State College police on Tuesday arrested a Mifflin County man they say is responsible for the brutal rape and beating of a Penn State student 26 years ago.
Scott R. Williams, of Reedsville was charged with eight counts, including rape, aggravated assault, robbery, indecent assault, simple assault, reckless endangerment, theft and receiving stolen property. He was arraigned on Tuesday before Centre County Judge Brian Marshall and was unable to post $500,000 cash bail. Williams is being held at the Centre County Correctional Facility.
Police say DNA evidence and a genetic genealogy process led to the identification of Williams as the perpetrator.
“[The arrest] is a combined effort of multiple police agencies and many investigators over the course of 26 years,” District Attorney Bernie Cantorna said during a news conference on Tuesday afternoon.
In the early morning hours of May 13, 1995, officers were dispatched to the 900 block of South Pugh Street where a woman was found in the middle of the road, covered in blood and naked from the waist down. The woman, a Penn State senior, had suffered a fractured skull, face and jaw and was flown to Geisinger Medical Center in Danville.
Police said evidence showed the woman was attacked from behind and dragged to a flower bed, where she was raped and beaten with an object. Williams also allegedly stole her keys, credit cards and student ID.
A subsequent investigation using evidence collected through a rape kit developed a DNA profile of the alleged perpetrator, which was filed with the FBI. On March 29, 2000, former State College Police Detective Thomas Jordan (now a magisterial district judge) filed an arrest warrant for a John Doe with the DNA profile.
Cantorna noted that the arrest warrant was filed prior to the expiration of what at the time was a five-year statute of limitations. Jordan and then-DA Ray Gricar were the first in the eastern U.S. to file an arrest warrant for a John Doe based on a DNA profile, Cantorna said.
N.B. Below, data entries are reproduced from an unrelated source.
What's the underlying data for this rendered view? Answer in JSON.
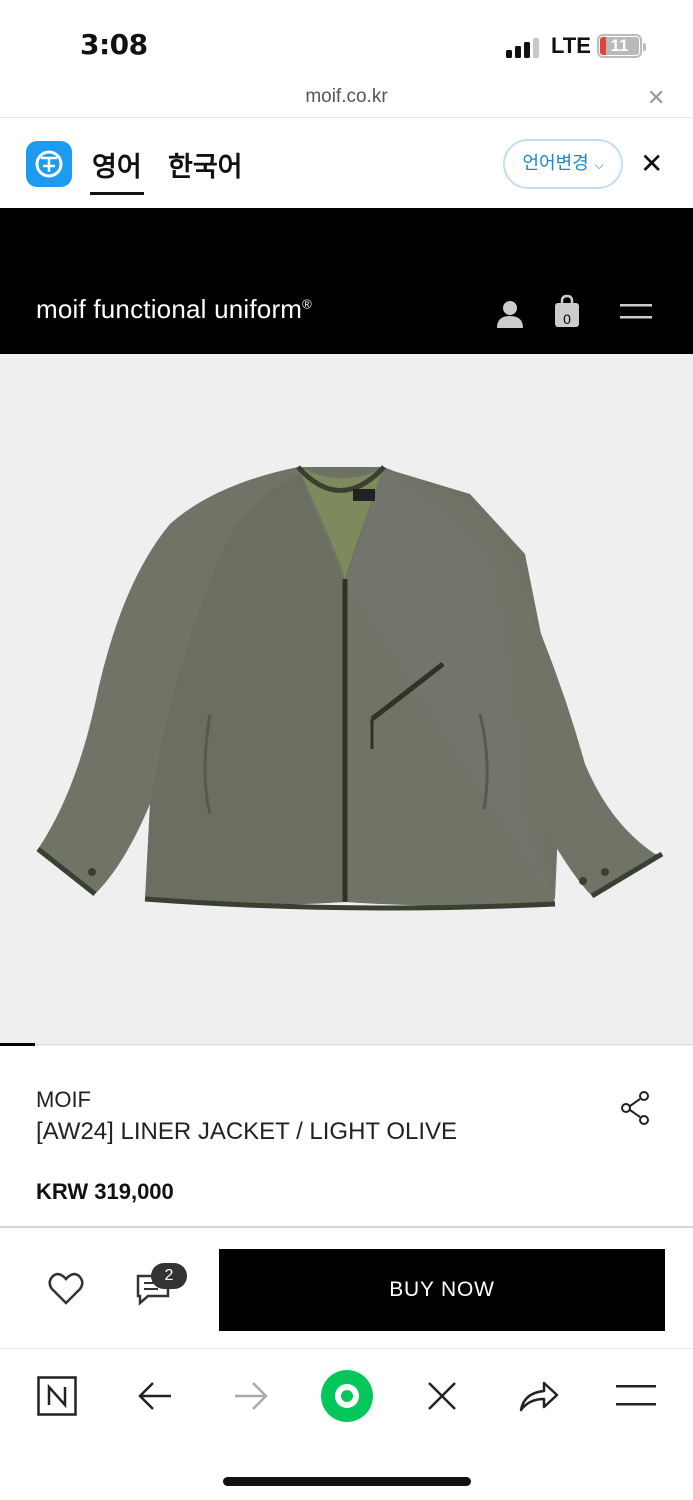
{
  "status": {
    "time": "3:08",
    "network": "LTE",
    "battery": "11"
  },
  "browser": {
    "url": "moif.co.kr"
  },
  "translate": {
    "tab_en": "영어",
    "tab_ko": "한국어",
    "change_lang": "언어변경"
  },
  "site": {
    "logo": "moif functional uniform",
    "logo_mark": "®",
    "cart_count": "0"
  },
  "product": {
    "brand": "MOIF",
    "name": "[AW24] LINER JACKET / LIGHT OLIVE",
    "price": "KRW 319,000",
    "image_slide": 1
  },
  "actions": {
    "review_count": "2",
    "buy_label": "BUY NOW"
  },
  "colors": {
    "accent_blue": "#1d9bf0",
    "header_bg": "#000000",
    "jacket": "#6d7264",
    "naver_green": "#03c75a"
  },
  "icons": [
    "close-icon",
    "translate-logo-icon",
    "user-icon",
    "shopping-bag-icon",
    "menu-icon",
    "share-icon",
    "heart-icon",
    "review-icon",
    "naver-icon",
    "back-icon",
    "forward-icon",
    "green-dot-icon",
    "close-tab-icon",
    "share-arrow-icon",
    "browser-menu-icon"
  ]
}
“Back in 1995 it was pretty common for crimes of violence where there was nothing other than physical evidence to identify a perpetrator to go unsolved and have the statute of limitations expired after that five-year period,” Cantorna said.
In 2019, State College Police detectives Stephen Bosak and Nicole Eckley took over the investigation. They worked with two private labs to use the DNA samples in a genetic genealogy process that first identified distant relatives of the perpetrator. Through interviews and further DNA samples, they built out a family tree that by January of this year brought them to Williams’s mother, who provided a DNA sample that showed the probability she was the mother of the perpetrator was 99.999%, Deputy District Attorney Sean McGraw said.
Bosak and Eckley went undercover to a banquet Williams was attending in February with the goal of obtaining eating utensils used by Williams to collect a DNA sample. According to the complaint, they noticed he did not eat or drink during the banquet.
The detectives did, however, collect discarded items used by Williams’s son. The DNA samples taken from those showed a probability beyond 99% that he was the son of the man whose DNA was collected from the victim in 1995, according to the complaint.
Detectives later took bags of trash from outside Williams’s home. Items inside them associated with Williams yielded DNA samples that were tested by the FBI, which confirmed a match with the DNA of the perpetrator, according to the criminal complaint.
“Without the exemplary efforts of Detective Bosak and Detective Eckley, this case likely would have never been solved,” McGraw said.
McGraw added the “information is being developed” linking Williams to the State College area at the time of the attack.
The district attorney’s office has been in contact with the victim throughout the investigation and she was informed of the arrest, McGraw said.
“She expressed a lot of gratitude for the efforts of our law enforcement partners,” McGraw said.
The genetic genealogy process also led to the arrest of a Port Matilda man last year for allegedly raping four women in State College between 2010 and 2017. Bosak and Eckley also led that investigation.
“Detective Bosak and Detective Eckley displayed incredible commitment, tenacity and judgment in their pursuit of justice in these cases,” McGraw said. “I hasten to add, however, that their work could not have been done without the extraordinary cooperation of many citizens across this commonwealth who voluntarily gave information as well as their own DNA in the pursuit of the men who committed the crimes in 1995 and 2010 through 2017.”
Williams’s preliminary hearing is scheduled for Oct. 13.
The investigation is ongoing and McGraw encouraged anyone with information to contact the State College Police Department.